Since the algorithm works for an array with input elements in the range from 0 to k for some integer k, the pre-processing on A would have to modify the elements in A to fit such a range. If array A originally has the range i – j , i < j and i > 0 the pre-processing would include performing some operation on each element such that the new range was 0 – k. One way to do this would be to subtract the smallest value in the array from every element. So if the array was [2, 5, 3, 4] (i = 2, j = 5), then the pre-processing would subtract 2 (the smallest element) from all elements in the array. The result would be [0, 3, 1, 2]. This array’s range is now 0 – 3 and therefore fits the range specifications (0 – k) for the algorithm.
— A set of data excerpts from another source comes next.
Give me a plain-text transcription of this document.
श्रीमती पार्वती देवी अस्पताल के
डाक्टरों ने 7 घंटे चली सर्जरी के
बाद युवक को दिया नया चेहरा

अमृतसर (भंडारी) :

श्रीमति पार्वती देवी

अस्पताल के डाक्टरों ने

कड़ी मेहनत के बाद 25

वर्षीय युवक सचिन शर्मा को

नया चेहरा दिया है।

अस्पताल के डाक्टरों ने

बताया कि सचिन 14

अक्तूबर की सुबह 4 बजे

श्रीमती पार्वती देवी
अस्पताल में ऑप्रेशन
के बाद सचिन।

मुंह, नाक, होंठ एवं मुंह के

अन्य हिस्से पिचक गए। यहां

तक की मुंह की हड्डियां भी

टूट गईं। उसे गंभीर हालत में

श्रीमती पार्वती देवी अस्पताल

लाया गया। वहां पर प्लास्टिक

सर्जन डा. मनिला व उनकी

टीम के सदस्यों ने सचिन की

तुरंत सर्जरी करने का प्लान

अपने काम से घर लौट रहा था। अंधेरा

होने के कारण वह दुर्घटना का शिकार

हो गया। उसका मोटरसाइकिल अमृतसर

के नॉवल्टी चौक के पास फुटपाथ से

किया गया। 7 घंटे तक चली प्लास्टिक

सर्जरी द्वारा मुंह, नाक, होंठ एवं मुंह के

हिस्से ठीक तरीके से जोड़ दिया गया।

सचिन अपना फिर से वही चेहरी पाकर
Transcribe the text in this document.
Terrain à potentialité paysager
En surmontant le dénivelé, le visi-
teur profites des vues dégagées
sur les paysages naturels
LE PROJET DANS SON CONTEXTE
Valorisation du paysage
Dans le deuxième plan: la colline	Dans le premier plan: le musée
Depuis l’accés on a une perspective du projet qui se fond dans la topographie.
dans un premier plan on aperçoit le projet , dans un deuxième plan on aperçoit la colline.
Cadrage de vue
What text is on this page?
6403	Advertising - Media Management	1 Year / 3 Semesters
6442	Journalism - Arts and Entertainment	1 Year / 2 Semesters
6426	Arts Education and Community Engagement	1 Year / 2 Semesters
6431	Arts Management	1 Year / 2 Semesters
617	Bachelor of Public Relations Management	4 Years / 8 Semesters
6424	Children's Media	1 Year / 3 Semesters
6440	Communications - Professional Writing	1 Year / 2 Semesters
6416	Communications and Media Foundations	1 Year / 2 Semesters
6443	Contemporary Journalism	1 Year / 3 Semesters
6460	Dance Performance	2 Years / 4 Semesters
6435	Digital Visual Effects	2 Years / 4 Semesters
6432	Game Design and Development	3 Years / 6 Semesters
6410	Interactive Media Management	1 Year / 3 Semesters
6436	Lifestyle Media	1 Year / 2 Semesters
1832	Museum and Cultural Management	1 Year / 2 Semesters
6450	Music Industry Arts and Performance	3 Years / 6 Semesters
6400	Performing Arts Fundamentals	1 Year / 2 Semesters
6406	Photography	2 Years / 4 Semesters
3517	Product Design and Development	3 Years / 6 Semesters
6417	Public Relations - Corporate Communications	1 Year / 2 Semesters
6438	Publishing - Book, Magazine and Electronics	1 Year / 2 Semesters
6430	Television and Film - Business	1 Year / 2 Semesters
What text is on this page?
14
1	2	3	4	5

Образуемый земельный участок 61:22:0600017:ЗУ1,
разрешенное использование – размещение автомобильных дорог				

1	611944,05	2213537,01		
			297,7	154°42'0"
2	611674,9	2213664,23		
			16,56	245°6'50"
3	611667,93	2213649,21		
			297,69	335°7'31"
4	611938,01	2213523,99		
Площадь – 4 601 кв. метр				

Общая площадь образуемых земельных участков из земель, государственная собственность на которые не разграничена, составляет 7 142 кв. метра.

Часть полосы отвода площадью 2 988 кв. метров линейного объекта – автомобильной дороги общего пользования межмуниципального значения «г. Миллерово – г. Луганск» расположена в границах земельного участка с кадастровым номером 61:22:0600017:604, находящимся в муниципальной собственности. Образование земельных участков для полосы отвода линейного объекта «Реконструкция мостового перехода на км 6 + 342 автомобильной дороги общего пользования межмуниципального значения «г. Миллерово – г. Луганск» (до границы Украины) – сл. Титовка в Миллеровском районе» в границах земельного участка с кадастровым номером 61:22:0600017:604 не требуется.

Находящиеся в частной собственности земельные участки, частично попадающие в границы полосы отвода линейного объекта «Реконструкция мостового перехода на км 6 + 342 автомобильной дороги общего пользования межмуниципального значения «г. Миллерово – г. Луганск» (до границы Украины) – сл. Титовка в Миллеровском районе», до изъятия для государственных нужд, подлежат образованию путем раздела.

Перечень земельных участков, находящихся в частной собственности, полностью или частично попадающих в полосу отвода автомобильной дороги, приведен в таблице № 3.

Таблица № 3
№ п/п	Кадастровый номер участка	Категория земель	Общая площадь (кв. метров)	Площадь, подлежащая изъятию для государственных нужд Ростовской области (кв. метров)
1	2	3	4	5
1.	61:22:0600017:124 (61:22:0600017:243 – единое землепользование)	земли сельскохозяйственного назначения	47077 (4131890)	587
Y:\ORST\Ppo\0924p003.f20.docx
(b) What is the value of k in this case (the algorithm requires prior knowledge of the input range 0-k)? The value of k would be the largest element in the array. After the pre-processing this value will be j – i (the largest value from the initial range minus the smallest value from the initial range). (c) What is the post-processing on B that can be done so that the algorithm can work with no modifications?
Since pre-processing only involved subtracting the smallest element from the original array, all that must be done to get back the original array in sorted order is to add the value of i (the smallest element) back to the array.

4. (7 points) Radix Sort
If Radix Sort is used to sort an array of words alphabetically, and the input array is A=
CATS BATS BITS PINE DIG< > BORE DIM< >
show the array after each pass of the outer loop of the algorithm completes. < > is a single blank character that is used to pad words with less than 4 characters and it appears before the letter A in alphabetic ordering.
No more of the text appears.